Xavier Briffault : La littérature épidémiologique actuelle sur la solitude est saturée par les travaux sur les effets de la pandémie Covid et des politiques publiques mises en œuvre pour y faire face. Quasiment toutes les informations qu’on retrouve sont liées à cette pandémie, c’est difficile de faire émerger des tendances de long terme et il y a assez peu de données sur la France, car nous ne sommes pas très forts sur l’épidémiologie psychiatrique, notamment par rapport aux pays d’Europe du Nord. 

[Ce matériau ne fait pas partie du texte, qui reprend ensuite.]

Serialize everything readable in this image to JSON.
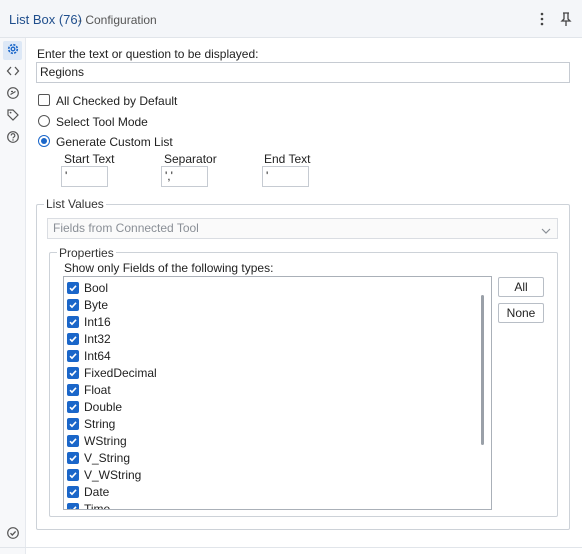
{
  "window": {
    "title": "List Box (76)",
    "subtitle": "- Configuration",
    "menu_icon": "more-vertical-icon",
    "pin_icon": "pin-icon"
  },
  "sidebar": {
    "items": [
      {
        "icon": "gear-icon",
        "active": true
      },
      {
        "icon": "code-icon",
        "active": false
      },
      {
        "icon": "connection-icon",
        "active": false
      },
      {
        "icon": "tag-icon",
        "active": false
      },
      {
        "icon": "help-icon",
        "active": false
      }
    ],
    "bottom_icon": "check-circle-icon"
  },
  "form": {
    "question_label": "Enter the text or question to be displayed:",
    "question_value": "Regions",
    "all_checked_label": "All Checked by Default",
    "all_checked": false,
    "select_tool_mode_label": "Select Tool Mode",
    "generate_custom_list_label": "Generate Custom List",
    "selected_mode": "Generate Custom List",
    "start_text_label": "Start Text",
    "start_text_value": "'",
    "separator_label": "Separator",
    "separator_value": "','",
    "end_text_label": "End Text",
    "end_text_value": "'"
  },
  "list_values": {
    "legend": "List Values",
    "dropdown_value": "Fields from Connected Tool",
    "properties": {
      "legend": "Properties",
      "description": "Show only Fields of the following types:",
      "all_button": "All",
      "none_button": "None",
      "types": [
        {
          "label": "Bool",
          "checked": true
        },
        {
          "label": "Byte",
          "checked": true
        },
        {
          "label": "Int16",
          "checked": true
        },
        {
          "label": "Int32",
          "checked": true
        },
        {
          "label": "Int64",
          "checked": true
        },
        {
          "label": "FixedDecimal",
          "checked": true
        },
        {
          "label": "Float",
          "checked": true
        },
        {
          "label": "Double",
          "checked": true
        },
        {
          "label": "String",
          "checked": true
        },
        {
          "label": "WString",
          "checked": true
        },
        {
          "label": "V_String",
          "checked": true
        },
        {
          "label": "V_WString",
          "checked": true
        },
        {
          "label": "Date",
          "checked": true
        },
        {
          "label": "Time",
          "checked": true
        }
      ]
    }
  },
  "colors": {
    "accent": "#1a66c9",
    "title": "#1f4e8c",
    "header_bg": "#f4f6f9"
  }
}
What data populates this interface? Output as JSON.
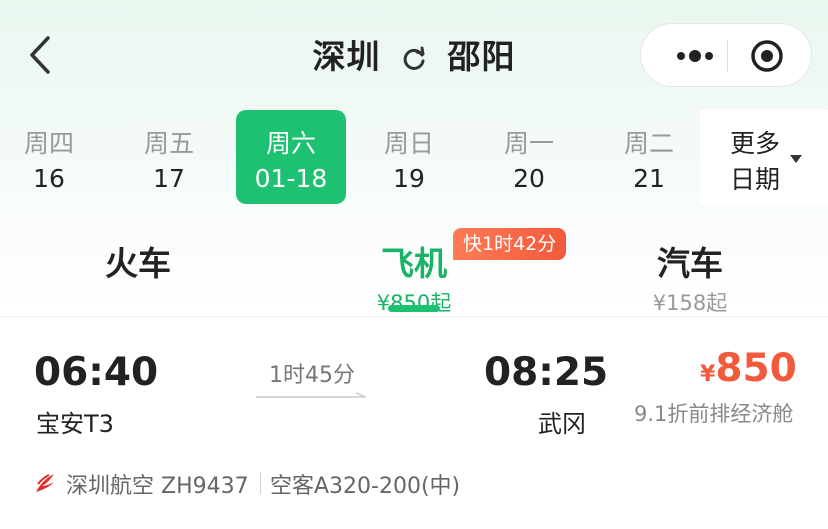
{
  "header": {
    "from_city": "深圳",
    "to_city": "邵阳"
  },
  "dates": [
    {
      "weekday": "周四",
      "day": "16",
      "active": false
    },
    {
      "weekday": "周五",
      "day": "17",
      "active": false
    },
    {
      "weekday": "周六",
      "day": "01-18",
      "active": true
    },
    {
      "weekday": "周日",
      "day": "19",
      "active": false
    },
    {
      "weekday": "周一",
      "day": "20",
      "active": false
    },
    {
      "weekday": "周二",
      "day": "21",
      "active": false
    }
  ],
  "more_dates": {
    "line1": "更多",
    "line2": "日期"
  },
  "modes": {
    "train": {
      "label": "火车"
    },
    "plane": {
      "label": "飞机",
      "price": "¥850起",
      "badge": "快1时42分"
    },
    "bus": {
      "label": "汽车",
      "price": "¥158起"
    }
  },
  "flight": {
    "dep_time": "06:40",
    "dep_airport": "宝安T3",
    "duration": "1时45分",
    "arr_time": "08:25",
    "arr_airport": "武冈",
    "currency": "¥",
    "price": "850",
    "cabin": "9.1折前排经济舱",
    "airline": "深圳航空 ZH9437",
    "aircraft": "空客A320-200(中)"
  },
  "colors": {
    "accent": "#1ec071",
    "price": "#f15a3a",
    "badge": "#f35a3c"
  },
  "icons": {
    "back": "chevron-left-icon",
    "swap": "swap-icon",
    "menu": "more-dots-icon",
    "close": "target-icon",
    "caret": "caret-down-icon",
    "airline": "shenzhen-airlines-logo-icon"
  }
}
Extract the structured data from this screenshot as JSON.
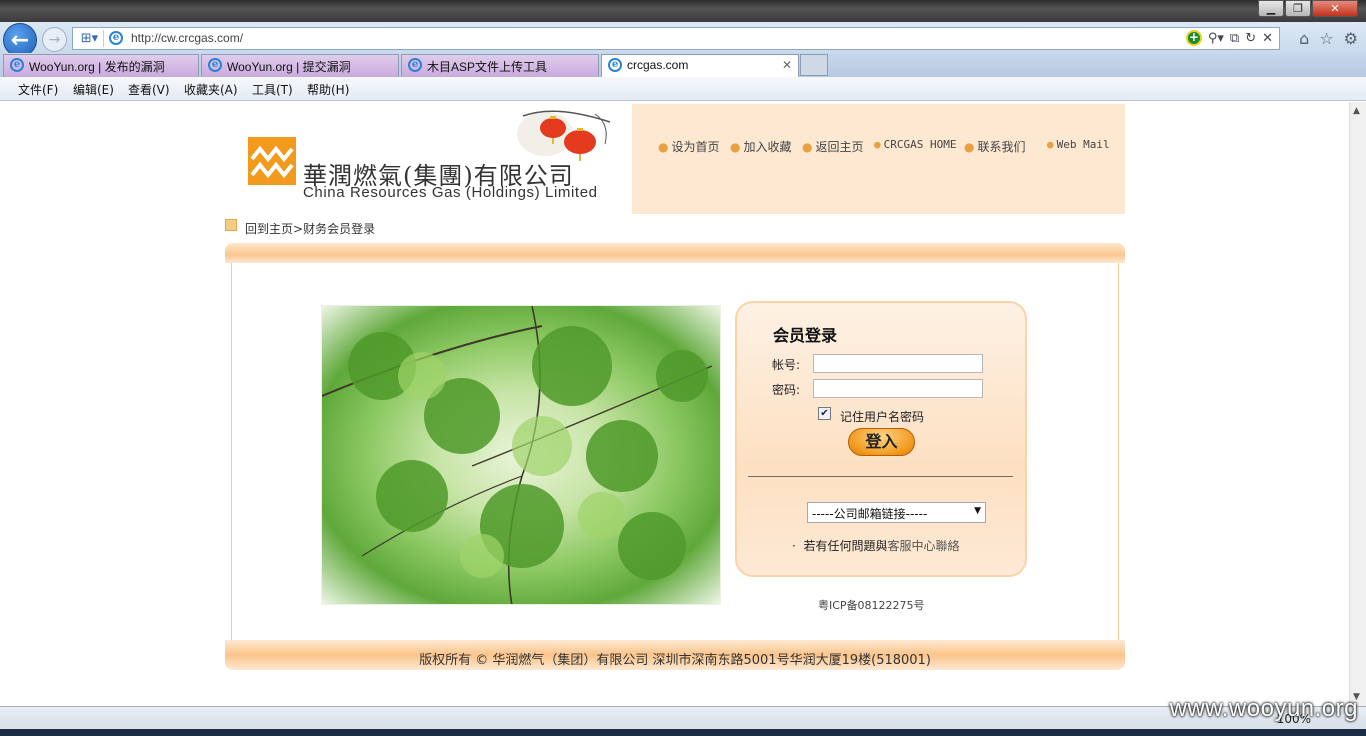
{
  "browser": {
    "address_url": "http://cw.crcgas.com/",
    "tabs": [
      {
        "label": "WooYun.org | 发布的漏洞"
      },
      {
        "label": "WooYun.org | 提交漏洞"
      },
      {
        "label": "木目ASP文件上传工具"
      },
      {
        "label": "crcgas.com"
      }
    ],
    "menu": [
      "文件(F)",
      "编辑(E)",
      "查看(V)",
      "收藏夹(A)",
      "工具(T)",
      "帮助(H)"
    ],
    "zoom": "100%",
    "watermark": "www.wooyun.org"
  },
  "page": {
    "logo_cn": "華潤燃氣(集團)有限公司",
    "logo_en": "China Resources Gas (Holdings) Limited",
    "topnav": [
      "设为首页",
      "加入收藏",
      "返回主页",
      "CRCGAS HOME",
      "联系我们",
      "Web Mail"
    ],
    "breadcrumb_home": "回到主页>",
    "breadcrumb_current": "财务会员登录",
    "login": {
      "title": "会员登录",
      "account_label": "帐号:",
      "password_label": "密码:",
      "account_value": "",
      "password_value": "",
      "remember_label": "记住用户名密码",
      "remember_checked": true,
      "submit_label": "登入",
      "mail_select": "-----公司邮箱链接-----",
      "contact_prefix": "若有任何問題與",
      "contact_link": "客服中心聯絡"
    },
    "icp": "粤ICP备08122275号",
    "copyright": "版权所有 © 华润燃气（集团）有限公司 深圳市深南东路5001号华润大厦19楼(518001)"
  }
}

Selon une étude publiée dans Health Policy en 2022, qui compare les prévalences de la solitude dans différents pays en Europe, affirme qu’en 2016, 12% des individus rapportaient se sentir seuls. Durant la pandémie, ce chiffre est monté à environ 25%. Les paramètres de santé mentale se sont en conséquence lourdement dégradés. Alors que 80% des individus déclaraient en 2016 se sentir bien, calmes, actifs et reposés, ils n’étaient plus que 50% suite à la pandémie. Tout cela est lié en grande partie aux effets de la pandémie, et en particulier à la solitude engendrée par les différents confinements. En France, la proportion de personnes déclarant se sentir seules a augmenté de 15 points après la pandémie, alors que cette augmentation a été inférieure à 10 points en Belgique ou en Espagne par exemple. Cette augmentation de la solitude a été plus forte dans les pays qui présentaient des plus faibles niveaux de solitude, ce qui est assez intéressant. D’autre part, ce qui est spectaculaire, c’est que la France est le pays d’Europe qui a vu la plus forte augmentation de gens déclarant se sentir seuls. Enfin, et c’est particulièrement inquiétant, ce sont les personnes de 18 à 25 ans qui ont été les plus impactées par l’augmentation du sentiment de solitude, sans grande différence entre les hommes et les femmes.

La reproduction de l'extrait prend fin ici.